On quarterly earnings calls with investors last week, Amazon, Microsoft, Google, and Meta all announced massive increases in their infrastructure spending plans for the year as the AI boom accelerates. Amazon signaled it will blow past its initial $100 billion capex target, Google announced a $10 billion capex hike, Meta increased its forecast slightly, and Microsoft also forecast a record $30 billion in capital spending for the current fiscal first quarter.

Much of this massive investment will fuel the rush to build even more data centers. By Business Insider’s count, companies had filed permits to build 311 data centers in the US as of 2010. By the end of 2024, that number had nearly quadrupled.
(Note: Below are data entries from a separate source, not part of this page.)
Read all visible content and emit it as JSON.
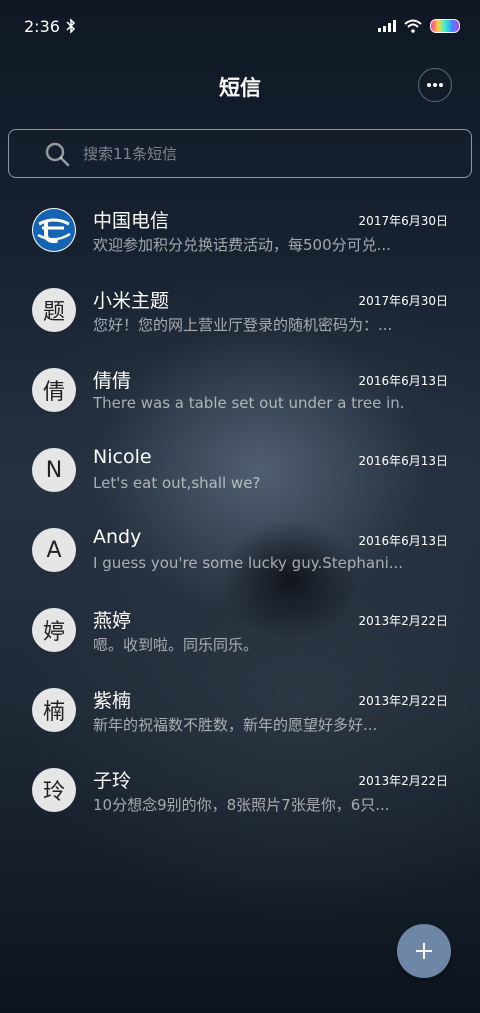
{
  "status_bar": {
    "time": "2:36"
  },
  "header": {
    "title": "短信"
  },
  "search": {
    "placeholder": "搜索11条短信"
  },
  "conversations": [
    {
      "name": "中国电信",
      "avatar": "",
      "date": "2017年6月30日",
      "preview": "欢迎参加积分兑换话费活动，每500分可兑..."
    },
    {
      "name": "小米主题",
      "avatar": "题",
      "date": "2017年6月30日",
      "preview": "您好！您的网上营业厅登录的随机密码为：..."
    },
    {
      "name": "倩倩",
      "avatar": "倩",
      "date": "2016年6月13日",
      "preview": "There was a table set out under a tree in..."
    },
    {
      "name": "Nicole",
      "avatar": "N",
      "date": "2016年6月13日",
      "preview": "Let's eat out,shall we?"
    },
    {
      "name": "Andy",
      "avatar": "A",
      "date": "2016年6月13日",
      "preview": "I guess you're some lucky guy.Stephani..."
    },
    {
      "name": "燕婷",
      "avatar": "婷",
      "date": "2013年2月22日",
      "preview": "嗯。收到啦。同乐同乐。"
    },
    {
      "name": "紫楠",
      "avatar": "楠",
      "date": "2013年2月22日",
      "preview": "新年的祝福数不胜数，新年的愿望好多好..."
    },
    {
      "name": "子玲",
      "avatar": "玲",
      "date": "2013年2月22日",
      "preview": "10分想念9别的你，8张照片7张是你，6只..."
    }
  ],
  "colors": {
    "fab": "#6f87a6",
    "logo_blue": "#1463b4"
  },
  "icons": {
    "bluetooth": "bluetooth-icon",
    "signal": "signal-icon",
    "wifi": "wifi-icon",
    "battery": "battery-icon",
    "more": "more-dots-icon",
    "search": "search-icon",
    "compose": "plus-icon"
  }
}
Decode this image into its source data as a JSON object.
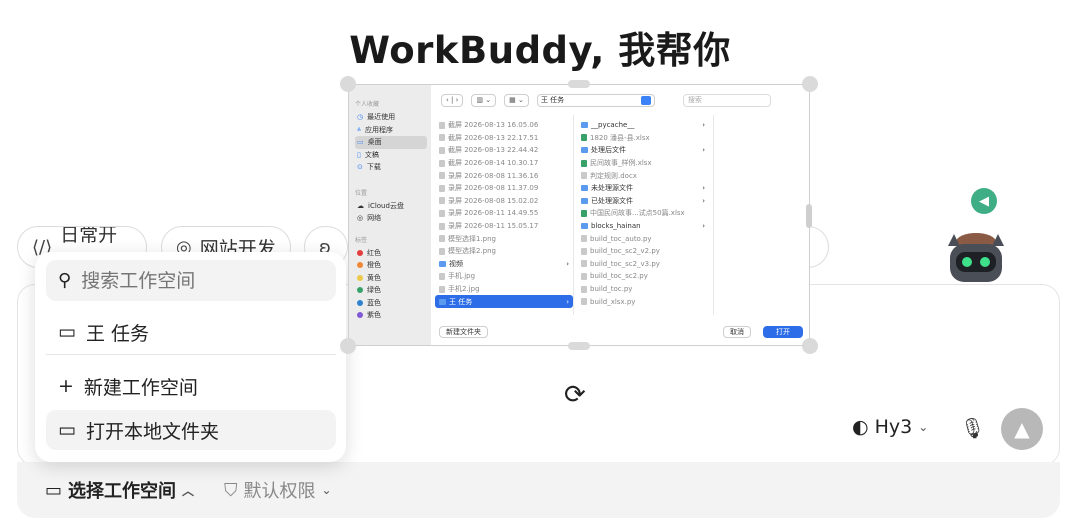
{
  "page": {
    "title": "WorkBuddy, 我帮你"
  },
  "chips": [
    {
      "label": "日常开发",
      "icon": "code-icon"
    },
    {
      "label": "网站开发",
      "icon": "globe-icon"
    }
  ],
  "workspace_menu": {
    "search_placeholder": "搜索工作空间",
    "items": [
      {
        "label": "王 任务",
        "icon": "folder-icon"
      },
      {
        "label": "新建工作空间",
        "icon": "plus-icon"
      },
      {
        "label": "打开本地文件夹",
        "icon": "folder-icon"
      }
    ]
  },
  "bottom_bar": {
    "workspace_label": "选择工作空间",
    "permission_label": "默认权限"
  },
  "composer": {
    "model_label": "Hy3"
  },
  "file_dialog": {
    "sidebar": {
      "favorites_header": "个人收藏",
      "favorites": [
        "最近使用",
        "应用程序",
        "桌面",
        "文稿",
        "下载"
      ],
      "location_header": "位置",
      "locations": [
        "iCloud云盘",
        "网络"
      ],
      "tags_header": "标签",
      "tags": [
        {
          "label": "红色",
          "color": "#e53e3e"
        },
        {
          "label": "橙色",
          "color": "#ed8936"
        },
        {
          "label": "黄色",
          "color": "#ecc94b"
        },
        {
          "label": "绿色",
          "color": "#38a169"
        },
        {
          "label": "蓝色",
          "color": "#3182ce"
        },
        {
          "label": "紫色",
          "color": "#805ad5"
        }
      ]
    },
    "toolbar": {
      "path": "王 任务",
      "search_placeholder": "搜索"
    },
    "col1": [
      "截屏 2026-08-13 16.05.06",
      "截屏 2026-08-13 22.17.51",
      "截屏 2026-08-13 22.44.42",
      "截屏 2026-08-14 10.30.17",
      "录屏 2026-08-08 11.36.16",
      "录屏 2026-08-08 11.37.09",
      "录屏 2026-08-08 15.02.02",
      "录屏 2026-08-11 14.49.55",
      "录屏 2026-08-11 15.05.17",
      "模型选择1.png",
      "模型选择2.png",
      "视频",
      "手机.jpg",
      "手机2.jpg",
      "王 任务"
    ],
    "col2": [
      "__pycache__",
      "1820 潘县-县.xlsx",
      "处理后文件",
      "民间故事_样例.xlsx",
      "判定规则.docx",
      "未处理源文件",
      "已处理源文件",
      "中国民间故事...试点50篇.xlsx",
      "blocks_hainan",
      "build_toc_auto.py",
      "build_toc_sc2_v2.py",
      "build_toc_sc2_v3.py",
      "build_toc_sc2.py",
      "build_toc.py",
      "build_xlsx.py"
    ],
    "footer": {
      "new_folder": "新建文件夹",
      "cancel": "取消",
      "open": "打开"
    }
  }
}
Business Insider identified 1,240 data centers in America already built or approved for construction at the end of last year — the most comprehensive tally to date. Mapping these locations reveals two states where data center construction is particularly booming: Northern Virginia, with 329 data centers, and Maricopa County, Arizona, with 48. But new hot spots are emerging in places like the Central Ohio region or Sarpy, Nebraska.

Amid the scramble to capitalize on the economic transformation promised by AI, cities and states give away millions in tax breaks to build data centers, with relatively few full-time jobs promised in return. In Ohio, tax breaks given to developers can amount over time to more than $2 million in tax savings for every permanent, full-time job at an operational data center, Business Insider’s analysis found. And new local ordinances allow data centers to be built cheek-by-jowl with residential neighborhoods, leaving locals to live next to industrial complexes that operate 24/7.

This unprecedented build-out comes at an extreme cost. The 322 data centers in Business Insider’s count that are among the very largest data centers can consume as much power as a city and up to several million gallons of water a day.

Collectively, Business Insider estimates that US data centers could soon consume more electricity than Poland, with a population of 36.6 million, used in 2023.